Thursday, January 5, 2012
(October 1942, U.S.)
During World War II, there was no greater movie hero than the great John Wayne! However, I'm convinced that just about every character he played in nearly every war film he did was pretty much the same guy! He was often a military commander who cared for his men, but would not take any crap from them and would harden his heart and distance himself if it meant keeping them safe and winning the day against the enemy. Hoever, redundant or not, during a time when Americans were rallied against the Japanese and our patriotism was at its peak, this was probably just the way we wanted "the Duke" to be. It should be noted, though, that FLYING TIGERS was Wayne's first war film and also one of the first films (if not THE first film) to make use of the Japanese attack on Pearl Harbor, which had only occurred eleven months prior. It would seem that American movie audiences were not only ready to address what had happened on screen, but were also ready to see "the Japs" get their asses kicked by some good 'ol fashioned American military heroes!
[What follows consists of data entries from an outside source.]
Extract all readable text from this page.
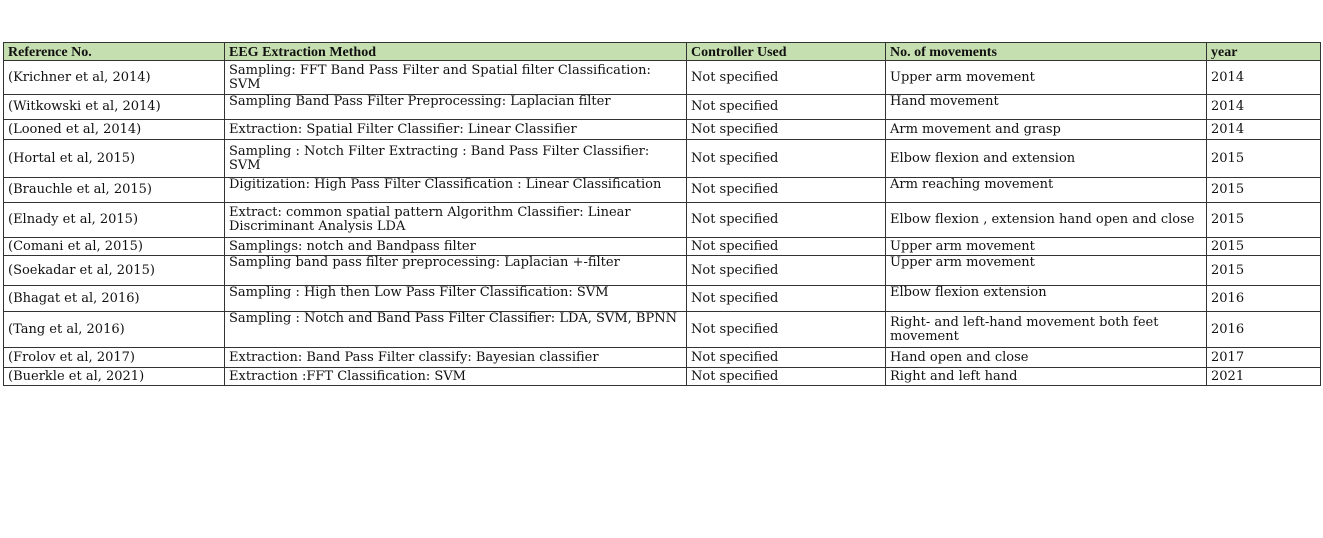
Reference No.	EEG Extraction Method	Controller Used	No. of movements	year
(Krichner et al, 2014)	Sampling: FFT Band Pass Filter and Spatial filter Classification: SVM	Not specified	Upper arm movement	2014
(Witkowski et al, 2014)	Sampling Band Pass Filter Preprocessing: Laplacian filter	Not specified	Hand movement	2014
(Looned et al, 2014)	Extraction: Spatial Filter Classifier: Linear Classifier	Not specified	Arm movement and grasp	2014
(Hortal et al, 2015)	Sampling : Notch Filter Extracting : Band Pass Filter Classifier: SVM	Not specified	Elbow flexion and extension	2015
(Brauchle et al, 2015)	Digitization: High Pass Filter Classification : Linear Classification	Not specified	Arm reaching movement	2015
(Elnady et al, 2015)	Extract: common spatial pattern Algorithm Classifier: Linear Discriminant Analysis LDA	Not specified	Elbow flexion , extension hand open and close	2015
(Comani et al, 2015)	Samplings: notch and Bandpass filter	Not specified	Upper arm movement	2015
(Soekadar et al, 2015)	Sampling band pass filter preprocessing: Laplacian +-filter	Not specified	Upper arm movement	2015
(Bhagat et al, 2016)	Sampling : High then Low Pass Filter Classification: SVM	Not specified	Elbow flexion extension	2016
(Tang et al, 2016)	Sampling : Notch and Band Pass Filter Classifier: LDA, SVM, BPNN	Not specified	Right- and left-hand movement both feet movement	2016
(Frolov et al, 2017)	Extraction: Band Pass Filter classify: Bayesian classifier	Not specified	Hand open and close	2017
(Buerkle et al, 2021)	Extraction :FFT Classification: SVM	Not specified	Right and left hand	2021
And so, the great John Wayne in this film leads the Flying Tigers, a legendary unit not sanctioned by the American government at the time. The pilots are the usual mixed bunch, motivated by money (as they receive a bounty for each aircraft shot down), patriotism or just for the thrill of aerial combat. These black and white sequences of aerial combat, by the way, are some of the best you're likely to see on screen for that particular era. However, their motivations, whatever they might be, are suddenly altered and put to the real test following the events of December 7, 1941. Money no longer matters. Patriotism and victory against the Japanese empire will surely win the day and it'll feel damn good to be an American. It's just a shame that Hollywood could not have returned to that old fashioned American spirit after 9/11. Perhaps that was when we need John Rambo the most; fighting Al Qaeda!
One thing that does irritate me, though, in FLYING TIGERS is this constantly repeated camera shot of the Japanese pilots holding their faces in agony whenever one of their planes is hit by bullets. They ridiculously look more like they've been doused in the face with hard water rather than shot to pieces. Watch the film and you'll see what I mean. On the other side of the coin, though, is a particular shot of the camera panning down to the desk, stopping at a page-a-day calendar with the date Sunday, December 7, 1941. It's almost chilling to watch that shot because we already know what's about to happen on that day.
Favorite line or dialogue:
Woody Jason: "Now wait a minute, fellas, we're all makin' the same salary - six hundred buck a month and five hundred a Jap, right?"
Pilot: "You know, back home most of us have killed rattle snakes whether there's a bounty on 'em or not."
Woody: "I know, but you're protecting your own home. This is not our home. It's not our fight. It's a business. And boy, I hope business is GOOD."